CIE is treated topically with moisturizers and keratolytics. Creams with high concentrations of alpha-hydroxy acids are commonly used. CIE can be treated systemically with oral synthetic retinoids (Accutane, Soriatane). Retinoids are only used in severe cases due to their known bone toxicity and other complications.
Epidermolytic ichthyosis (EI) (Bullous Congenital Ichthyosiform Erythroderma) is rare, occurring in approximately 1 in 300,000 births.

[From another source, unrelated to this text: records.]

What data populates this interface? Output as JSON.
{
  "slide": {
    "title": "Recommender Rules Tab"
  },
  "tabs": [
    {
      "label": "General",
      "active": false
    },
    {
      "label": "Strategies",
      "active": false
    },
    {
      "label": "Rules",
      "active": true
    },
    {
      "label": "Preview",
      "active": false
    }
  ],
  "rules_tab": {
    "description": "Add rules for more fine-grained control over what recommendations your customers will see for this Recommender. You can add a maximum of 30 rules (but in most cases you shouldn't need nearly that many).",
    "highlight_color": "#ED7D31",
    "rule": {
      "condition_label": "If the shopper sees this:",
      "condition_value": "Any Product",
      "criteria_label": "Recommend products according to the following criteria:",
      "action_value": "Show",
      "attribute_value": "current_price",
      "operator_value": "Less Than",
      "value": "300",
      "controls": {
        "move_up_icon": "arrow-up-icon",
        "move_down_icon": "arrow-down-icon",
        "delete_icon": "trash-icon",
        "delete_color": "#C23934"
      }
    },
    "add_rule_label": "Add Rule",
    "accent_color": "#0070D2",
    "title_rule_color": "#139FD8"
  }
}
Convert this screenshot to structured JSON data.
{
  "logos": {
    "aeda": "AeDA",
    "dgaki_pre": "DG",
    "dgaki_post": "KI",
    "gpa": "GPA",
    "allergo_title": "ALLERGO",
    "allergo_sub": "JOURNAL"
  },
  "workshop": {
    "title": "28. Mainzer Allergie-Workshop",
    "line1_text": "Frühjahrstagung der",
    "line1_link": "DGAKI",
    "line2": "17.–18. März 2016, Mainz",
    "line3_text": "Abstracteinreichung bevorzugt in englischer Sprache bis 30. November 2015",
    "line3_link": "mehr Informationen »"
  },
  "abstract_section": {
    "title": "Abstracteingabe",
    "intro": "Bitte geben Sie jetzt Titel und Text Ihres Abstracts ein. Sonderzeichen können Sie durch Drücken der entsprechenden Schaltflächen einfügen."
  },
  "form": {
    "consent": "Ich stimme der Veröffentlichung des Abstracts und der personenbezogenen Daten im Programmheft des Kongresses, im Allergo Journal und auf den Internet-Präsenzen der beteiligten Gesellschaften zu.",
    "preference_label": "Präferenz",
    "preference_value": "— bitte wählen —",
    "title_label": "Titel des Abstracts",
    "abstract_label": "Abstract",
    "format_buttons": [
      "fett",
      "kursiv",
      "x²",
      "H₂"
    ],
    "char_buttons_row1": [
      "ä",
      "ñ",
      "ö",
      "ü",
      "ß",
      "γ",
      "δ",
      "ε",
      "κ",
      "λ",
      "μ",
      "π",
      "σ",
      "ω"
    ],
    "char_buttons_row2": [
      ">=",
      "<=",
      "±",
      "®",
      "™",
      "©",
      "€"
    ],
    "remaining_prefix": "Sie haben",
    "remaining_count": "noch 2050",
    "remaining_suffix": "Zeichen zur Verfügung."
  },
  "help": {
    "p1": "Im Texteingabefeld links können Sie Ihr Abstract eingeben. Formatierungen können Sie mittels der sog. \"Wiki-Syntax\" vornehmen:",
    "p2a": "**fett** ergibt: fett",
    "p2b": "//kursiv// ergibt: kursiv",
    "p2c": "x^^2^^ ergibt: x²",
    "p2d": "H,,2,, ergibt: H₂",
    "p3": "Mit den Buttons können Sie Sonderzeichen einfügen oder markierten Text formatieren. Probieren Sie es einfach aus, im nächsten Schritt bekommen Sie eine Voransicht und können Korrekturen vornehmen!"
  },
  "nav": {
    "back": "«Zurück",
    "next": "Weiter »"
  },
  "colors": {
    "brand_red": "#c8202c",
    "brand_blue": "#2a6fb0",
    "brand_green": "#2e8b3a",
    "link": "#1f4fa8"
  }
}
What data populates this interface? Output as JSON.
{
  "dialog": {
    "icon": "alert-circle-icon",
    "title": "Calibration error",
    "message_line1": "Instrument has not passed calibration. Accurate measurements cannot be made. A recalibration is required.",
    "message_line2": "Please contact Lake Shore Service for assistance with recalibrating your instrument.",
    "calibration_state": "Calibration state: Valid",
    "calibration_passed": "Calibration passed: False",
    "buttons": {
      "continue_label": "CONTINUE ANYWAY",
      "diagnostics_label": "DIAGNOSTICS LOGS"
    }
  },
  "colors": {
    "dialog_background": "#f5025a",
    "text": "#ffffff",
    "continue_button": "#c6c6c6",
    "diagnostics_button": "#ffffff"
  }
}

EI is characterized by thick, blistering, warty hardening of the skin over most of the body, particularly in the skin creases over the joints. Scales tend to form in parallel rows of spines or ridges. The skin may be fragile and may blister easily following injury. Babies with EHK are usually born with red, blistering and denuded skin with visible skin thickening. Over time there is a gradual decrease in the blistering, but an increase in the severity of the thickness and scaling. A generalized redness of the skin (erythroderma) is present in some individuals. Skin infections and heat intolerance cam be common problems.
Treating EI can be a challenge. The medications that are used to help remove the excess thickened skin (topical keratolytics or oral retinoids) often remove too much scale, leaving very fragile underlayers exposed. Barrier repair creams, containing ceramides, cholesterol, petrolatum or lanolin, can help along with topical or systemic anti-bacterial agents. Keratolytics and oral retinoids should be used with caution.